Tingkatkan Ekonomi di Indinesia, Pemerintah Gandeng Pengusaha

0 Komentar

Newsline.id — Pemerintah terus berupaya untuk menggalang dukungan dari segi Infrastruktur dan Ekonomi di Indonesia agar semakin banyak pengusaha dalam negeri yang meraih laba.

Wakil Presiden, Jusuf Kalla menyebutkan bahwa ekonomi Indonesia sebagian besar digerakkan oleh sektor swasta.

“Pemerintah merasa bisa mengubah semua hal, padahal kekuatan kita [pemerintah dalam perekonomian] pada negeri ini hanya 20 persen,” kata Jusuf Kalla dalam Ignite the Nation-Gerakan Nasional 1000 Startup Digital Satu Indonesia, di Istora Senayan Jakarta, Minggu, (18/8/2019).

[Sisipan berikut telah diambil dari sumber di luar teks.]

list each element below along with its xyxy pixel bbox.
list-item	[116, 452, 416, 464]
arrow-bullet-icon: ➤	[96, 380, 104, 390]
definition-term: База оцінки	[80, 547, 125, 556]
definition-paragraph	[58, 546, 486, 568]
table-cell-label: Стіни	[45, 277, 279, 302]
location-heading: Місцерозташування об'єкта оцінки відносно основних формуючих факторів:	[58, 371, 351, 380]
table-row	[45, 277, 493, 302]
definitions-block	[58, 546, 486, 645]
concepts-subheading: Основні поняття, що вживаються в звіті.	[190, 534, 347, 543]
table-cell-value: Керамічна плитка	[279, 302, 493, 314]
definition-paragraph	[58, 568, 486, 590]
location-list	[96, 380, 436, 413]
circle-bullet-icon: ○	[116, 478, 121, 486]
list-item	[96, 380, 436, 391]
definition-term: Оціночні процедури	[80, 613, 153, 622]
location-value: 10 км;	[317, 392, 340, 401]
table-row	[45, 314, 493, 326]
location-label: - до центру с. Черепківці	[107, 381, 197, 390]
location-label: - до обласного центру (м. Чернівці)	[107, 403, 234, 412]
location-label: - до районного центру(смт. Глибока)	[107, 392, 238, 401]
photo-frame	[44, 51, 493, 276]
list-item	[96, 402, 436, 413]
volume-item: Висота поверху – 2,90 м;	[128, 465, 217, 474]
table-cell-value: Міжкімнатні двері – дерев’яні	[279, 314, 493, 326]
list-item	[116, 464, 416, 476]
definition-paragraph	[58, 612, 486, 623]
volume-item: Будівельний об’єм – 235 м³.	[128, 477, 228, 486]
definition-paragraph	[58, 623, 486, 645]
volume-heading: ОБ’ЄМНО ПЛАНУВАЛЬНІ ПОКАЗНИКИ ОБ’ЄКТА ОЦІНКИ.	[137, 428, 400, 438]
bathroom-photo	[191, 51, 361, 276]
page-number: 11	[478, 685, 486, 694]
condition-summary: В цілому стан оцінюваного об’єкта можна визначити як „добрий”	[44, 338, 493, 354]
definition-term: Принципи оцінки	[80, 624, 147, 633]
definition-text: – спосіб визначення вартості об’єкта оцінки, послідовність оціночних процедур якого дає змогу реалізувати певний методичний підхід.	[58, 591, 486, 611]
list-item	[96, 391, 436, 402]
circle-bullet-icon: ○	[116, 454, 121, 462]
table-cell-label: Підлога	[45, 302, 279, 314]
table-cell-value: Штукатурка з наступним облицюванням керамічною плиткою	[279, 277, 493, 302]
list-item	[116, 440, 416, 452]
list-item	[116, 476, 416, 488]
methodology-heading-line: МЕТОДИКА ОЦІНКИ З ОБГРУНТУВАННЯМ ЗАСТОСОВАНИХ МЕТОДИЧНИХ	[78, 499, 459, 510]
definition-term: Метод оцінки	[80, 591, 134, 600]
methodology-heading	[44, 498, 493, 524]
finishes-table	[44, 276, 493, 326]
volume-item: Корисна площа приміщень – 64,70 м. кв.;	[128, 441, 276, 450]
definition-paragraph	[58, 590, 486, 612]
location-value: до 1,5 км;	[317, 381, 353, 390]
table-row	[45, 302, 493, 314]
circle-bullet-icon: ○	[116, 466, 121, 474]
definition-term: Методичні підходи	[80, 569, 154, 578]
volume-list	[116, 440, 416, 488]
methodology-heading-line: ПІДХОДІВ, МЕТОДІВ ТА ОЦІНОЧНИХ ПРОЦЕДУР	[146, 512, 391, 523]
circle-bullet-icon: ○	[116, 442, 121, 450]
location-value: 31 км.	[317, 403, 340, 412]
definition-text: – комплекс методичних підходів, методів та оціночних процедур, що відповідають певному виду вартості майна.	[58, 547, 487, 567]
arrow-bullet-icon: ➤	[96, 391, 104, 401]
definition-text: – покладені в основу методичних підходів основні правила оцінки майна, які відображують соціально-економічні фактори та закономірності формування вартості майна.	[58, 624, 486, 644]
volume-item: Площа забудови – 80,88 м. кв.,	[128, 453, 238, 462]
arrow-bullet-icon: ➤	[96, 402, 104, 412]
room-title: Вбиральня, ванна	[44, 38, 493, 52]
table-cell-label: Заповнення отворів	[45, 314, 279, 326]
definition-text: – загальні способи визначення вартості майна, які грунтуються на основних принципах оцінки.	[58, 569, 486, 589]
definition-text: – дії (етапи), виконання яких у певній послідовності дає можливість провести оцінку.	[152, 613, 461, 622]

JK melanjutkan, 80 persen lainnya dari perekonomian nasional digerakkan oleh aktivitas bisnis oleh pengusaha.

Meski begitu, kata Wapres JK, peran pemerintah adalah memastikan dukungan dasar seperti infrastruktur hingga promosi dagang untuk kelangsungan iklim berusaha.

“Jadi bukan Anda [pengusaha] tergantung pada pemerintah, tapi pemerintah yang bergantung pada Anda semua,” kata JK.

Jusuf Kalla menyebutkan pemerintah berupaya agar pengusaha terus meningkatkan keuntungan, agar dapat membiayai birokrasi dan menjadi stimulus pembangunan.

“Kita ini [pemerintah] berusaha dan berdoa Anda [pengusaha] untung. Kalau Anda tidak untung maka negara mati. Menteri keuangan tidak bisa buat apa-apa kalau Anda tidak untung,” ucap JK.

Lebih lanjut Jusuf Kalla, yang pada masa mudanya juga pengusaha, menambahkan selain dukungan infrastruktur untuk mempelancar arus barang dan jasa.

Pemerintah juga mesti membangun pusat keterampilan sekolah hingga menggelar pameran promosi dagang untuk memastikan kebutuhan dunia usaha atas tenaga terampil dan pemasaran terpenuhi.

Selain itu, Jusuf Kalla menambahkan para pengusaha muda dalam memulai bisnisnya tidak membutuhkan bentuk yang sempurna. Usaha dapat dimulai sambil perlahan menaklukkan permasalahan yang timbul.

“Menjadi pengusaha, membangun startup seperti belajar berenang. Kalau baca semua buku tentang berenang lalu terjun ke tengah sungai. Itu [pasti] tenggelam. Tapi turun pelan-pelan dari pinggir, 3-4 hari bisa berenang,” pungkasnya.